What was the Booker panel thinking this year?

To Rise Again at a Decent Hour was one of the Booker shortlist, and quite why is a sheer mystery to me.

It tells the story of a misanthropic New York dentist, obsessed with decay and the Boston Red Sox, who seeks tribal identity in the families of his intermittent girlfriends – whether Jewish or Catholic.  He looks into the mouths of his patients and sees death and decay; he becomes obsessed with a series of women, finding them overwhelmingly perfect until he starts to see flaws which fast become the only thing he sees.  The story tells the tale of his approach by the Ulms, a mysterious race/sect persecuted since biblical times who believe in the importance of doubting God.  His identity is taken over online in an effort to gain his attention – websites, twitter feeds and forum posts in his name appearing with Ulm-ish quotes.

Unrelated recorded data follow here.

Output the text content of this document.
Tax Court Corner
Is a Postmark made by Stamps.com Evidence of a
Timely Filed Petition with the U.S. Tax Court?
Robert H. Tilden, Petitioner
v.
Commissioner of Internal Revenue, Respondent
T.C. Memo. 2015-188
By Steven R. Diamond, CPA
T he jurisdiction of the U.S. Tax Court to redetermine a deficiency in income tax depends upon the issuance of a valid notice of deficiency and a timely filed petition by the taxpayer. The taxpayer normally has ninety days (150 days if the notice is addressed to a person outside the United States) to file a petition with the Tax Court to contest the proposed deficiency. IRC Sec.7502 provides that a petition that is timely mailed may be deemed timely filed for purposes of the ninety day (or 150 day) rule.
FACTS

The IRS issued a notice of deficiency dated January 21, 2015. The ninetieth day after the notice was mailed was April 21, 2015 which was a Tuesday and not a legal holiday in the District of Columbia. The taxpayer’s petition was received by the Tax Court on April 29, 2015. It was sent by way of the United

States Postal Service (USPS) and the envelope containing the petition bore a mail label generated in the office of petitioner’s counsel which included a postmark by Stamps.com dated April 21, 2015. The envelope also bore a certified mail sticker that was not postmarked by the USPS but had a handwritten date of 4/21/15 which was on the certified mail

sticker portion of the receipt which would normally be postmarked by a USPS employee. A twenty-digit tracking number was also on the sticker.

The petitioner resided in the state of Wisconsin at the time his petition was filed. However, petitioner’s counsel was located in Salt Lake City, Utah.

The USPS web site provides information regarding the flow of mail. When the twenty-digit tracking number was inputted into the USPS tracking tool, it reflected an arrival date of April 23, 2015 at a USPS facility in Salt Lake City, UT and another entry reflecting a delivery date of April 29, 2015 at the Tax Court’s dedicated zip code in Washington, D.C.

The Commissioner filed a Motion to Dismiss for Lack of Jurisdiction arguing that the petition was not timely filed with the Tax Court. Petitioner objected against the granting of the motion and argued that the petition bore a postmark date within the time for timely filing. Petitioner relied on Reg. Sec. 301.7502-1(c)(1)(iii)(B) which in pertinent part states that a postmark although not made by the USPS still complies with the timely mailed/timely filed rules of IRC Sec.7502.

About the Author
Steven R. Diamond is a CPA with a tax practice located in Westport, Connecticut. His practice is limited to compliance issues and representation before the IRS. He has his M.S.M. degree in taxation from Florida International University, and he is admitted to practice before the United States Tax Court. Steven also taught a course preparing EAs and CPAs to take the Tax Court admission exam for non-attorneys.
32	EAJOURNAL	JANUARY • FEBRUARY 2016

Perhaps blame my lack of sleep, but I simply did not get it.  For starters, I couldn’t get on with the narratorial voice.  He is the talkative type, which he acknowledges – gabbles on and on and on – without charm or interest.  The whole thing is meant to be comedic, but although I could see how one might find some of his pronouncements amusing, I just did not.  Long sections discoursing on the history of the Ulms including sections from their supposed holy texts, are lumpen and irritating.  The Telegraph review calls it a “comic theological thriller” – really? That’s both a contradiction in terms and news to me, particularly “thriller”.  The same review says “There’s a lot of manic ranting interspersed with musings on the relatedness of genetics, religion and culture, and what they mean for identity.” – true.  How the reviewer finds that enjoyable is anyone’s guess.

Yet another Booker shortlist disappointment for this year (I haven’t even managed to get past page 30 of Ali Smith’s How To Be Both.)  Let me save you time and slim down your to-read list for the New Year: read The Narrow Road to the Deep North, and skip the rest.

(You may have noticed a flurry of posts, but I am not suddenly reading at a breakneck pace.  Spending time at my parents’ house has given me the chance to write up two months’ worth of reading.  Happy New Year!)